Sentá-los à mesa é quase tão difícil como juntá-los numa exposição. São colecionadores dedicados, compulsivos, defensores das obras e dos artistas que transportam há quatro décadas, como se estas peças se tivessem tornado um prolongamento dos seus corpos. Une-os o instinto e o gosto não só pelas peças que colecionam, como por as mostrar.
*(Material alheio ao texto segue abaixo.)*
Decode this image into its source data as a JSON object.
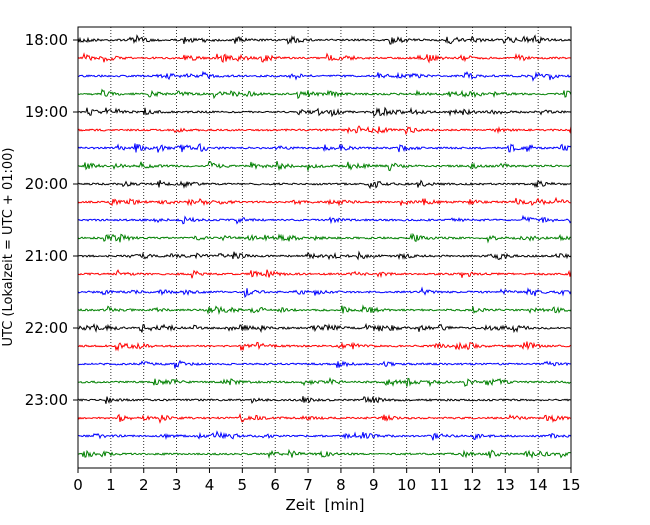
{
  "chart_data": {
    "type": "line",
    "title": "",
    "xlabel": "Zeit  [min]",
    "ylabel": "UTC (Lokalzeit = UTC + 01:00)",
    "xlim": [
      0,
      15
    ],
    "x_ticks": [
      "0",
      "1",
      "2",
      "3",
      "4",
      "5",
      "6",
      "7",
      "8",
      "9",
      "10",
      "11",
      "12",
      "13",
      "14",
      "15"
    ],
    "y_ticks": [
      "18:00",
      "19:00",
      "20:00",
      "21:00",
      "22:00",
      "23:00"
    ],
    "vertical_grid": "dotted, at each minute",
    "trace_interval_minutes": 15,
    "trace_colors_cycle": [
      "#000000",
      "#ff0000",
      "#0000ff",
      "#008000"
    ],
    "series": [
      {
        "start_time": "18:00",
        "color": "#000000"
      },
      {
        "start_time": "18:15",
        "color": "#ff0000"
      },
      {
        "start_time": "18:30",
        "color": "#0000ff"
      },
      {
        "start_time": "18:45",
        "color": "#008000"
      },
      {
        "start_time": "19:00",
        "color": "#000000"
      },
      {
        "start_time": "19:15",
        "color": "#ff0000"
      },
      {
        "start_time": "19:30",
        "color": "#0000ff"
      },
      {
        "start_time": "19:45",
        "color": "#008000"
      },
      {
        "start_time": "20:00",
        "color": "#000000"
      },
      {
        "start_time": "20:15",
        "color": "#ff0000"
      },
      {
        "start_time": "20:30",
        "color": "#0000ff"
      },
      {
        "start_time": "20:45",
        "color": "#008000"
      },
      {
        "start_time": "21:00",
        "color": "#000000"
      },
      {
        "start_time": "21:15",
        "color": "#ff0000"
      },
      {
        "start_time": "21:30",
        "color": "#0000ff"
      },
      {
        "start_time": "21:45",
        "color": "#008000"
      },
      {
        "start_time": "22:00",
        "color": "#000000"
      },
      {
        "start_time": "22:15",
        "color": "#ff0000"
      },
      {
        "start_time": "22:30",
        "color": "#0000ff"
      },
      {
        "start_time": "22:45",
        "color": "#008000"
      },
      {
        "start_time": "23:00",
        "color": "#000000"
      },
      {
        "start_time": "23:15",
        "color": "#ff0000"
      },
      {
        "start_time": "23:30",
        "color": "#0000ff"
      },
      {
        "start_time": "23:45",
        "color": "#008000"
      }
    ]
  }
}
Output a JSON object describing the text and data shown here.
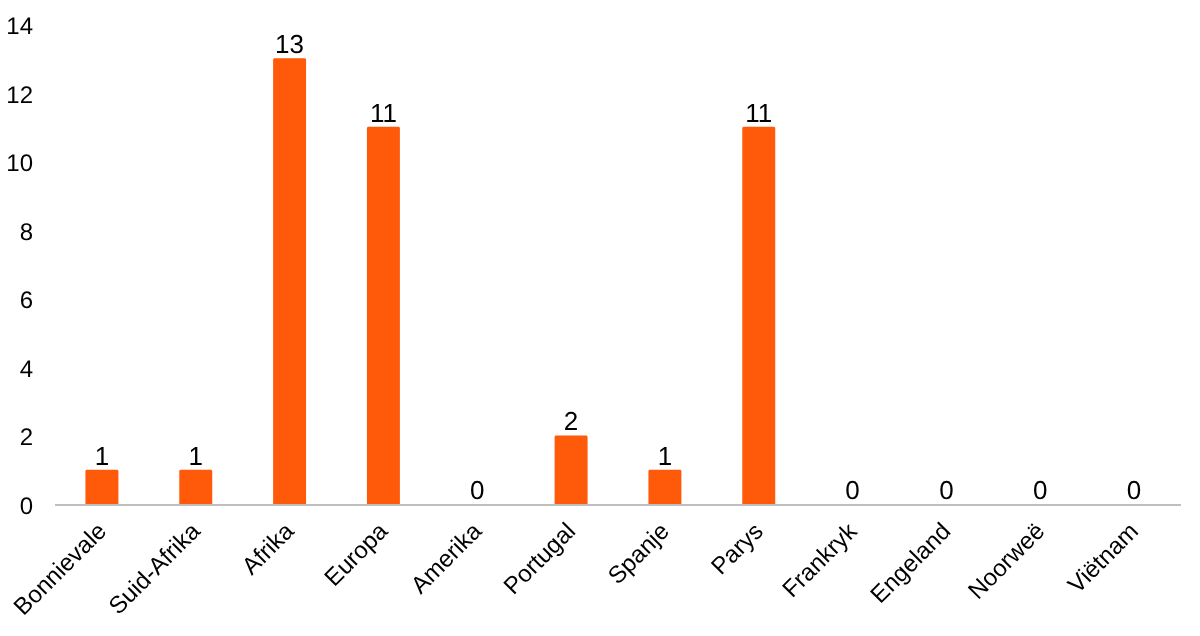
{
  "chart_data": {
    "type": "bar",
    "categories": [
      "Bonnievale",
      "Suid-Afrika",
      "Afrika",
      "Europa",
      "Amerika",
      "Portugal",
      "Spanje",
      "Parys",
      "Frankryk",
      "Engeland",
      "Noorweë",
      "Viëtnam"
    ],
    "values": [
      1,
      1,
      13,
      11,
      0,
      2,
      1,
      11,
      0,
      0,
      0,
      0
    ],
    "color": "#ff5a0a",
    "ylim": [
      0,
      14
    ],
    "yticks": [
      0,
      2,
      4,
      6,
      8,
      10,
      12,
      14
    ],
    "grid": false,
    "data_labels": true
  }
}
E é isso mesmo que vai acontecer a partir de 21 de outubro, na exposição “A Revolução na Noite”, com curadoria de Ana Anacleto, que pela primeira vez vai juntar as duas coleções em depósito no Centro de Arte Oliva, em São João da Madeira: a coleção de arte contemporânea Norlinda e José Lima e a coleção de arte bruta Treger Saint Silvestre, uma das mais reputadas da Europa.
Inaugurado em 2013, o Centro de Arte Oliva (CAO) é um equipamento de gestão municipal, que ocupa parte da antiga fábrica e fundição com o mesmo nome. Um edifício imponente, no centro da cidade, no distrito de Aveiro. Um projeto ambicioso – talvez demasiado ambicioso, alvitram os colecionadores cujas obras habitam o espaço. Com 22 mil habitantes e uma marca industrial forte, a cidade é associada à chapelaria e ao calçado. Estes colecionadores querem que seja conhecida, também, pela arte.
José Lima pretende, antes de mais, que a coleção de arte contemporânea que há mais de quatro décadas alimenta com a mulher, Norlinda, passe a fazer parte da rotina da cidade. António Saint Silvestre não vai tão longe. Gostava de mostrar a coleção de Arte Bruta a Portugal, mas é no mundo que ela se vem afirmando. “São João da Madeira é de difícil acesso, não há comboio, não há autocarro. Todos os colecionadores de Arte Bruta do mundo vieram aqui. Perguntam sempre como é que a gente chega lá. Tomem o Uber!”, diz António Saint Silvestre.
Porque veio, então? “O Centro de Arte Oliva tem um interesse especial, porque misturar duas coleções diferentes é muito interessante. E raro”, diz António Saint Silvestre. Apesar do apelido, diz-se “português, filho de pais portugueses, nascido em Moçambique". Foram convidados a colocar a coleção em depósito neste local pelo antigo autarca da cidade, Manuel Castro Almeida, que viu uma exposição da coleção Treger Saint Silvestre no Museu Vieira da Silva, em Lisboa. “Ficou entusiasmado, e convidou-nos. Eu não sabia que São João da Madeira existia! Ele foi três vezes a Paris para nos convencer a vir para aqui”, conta António.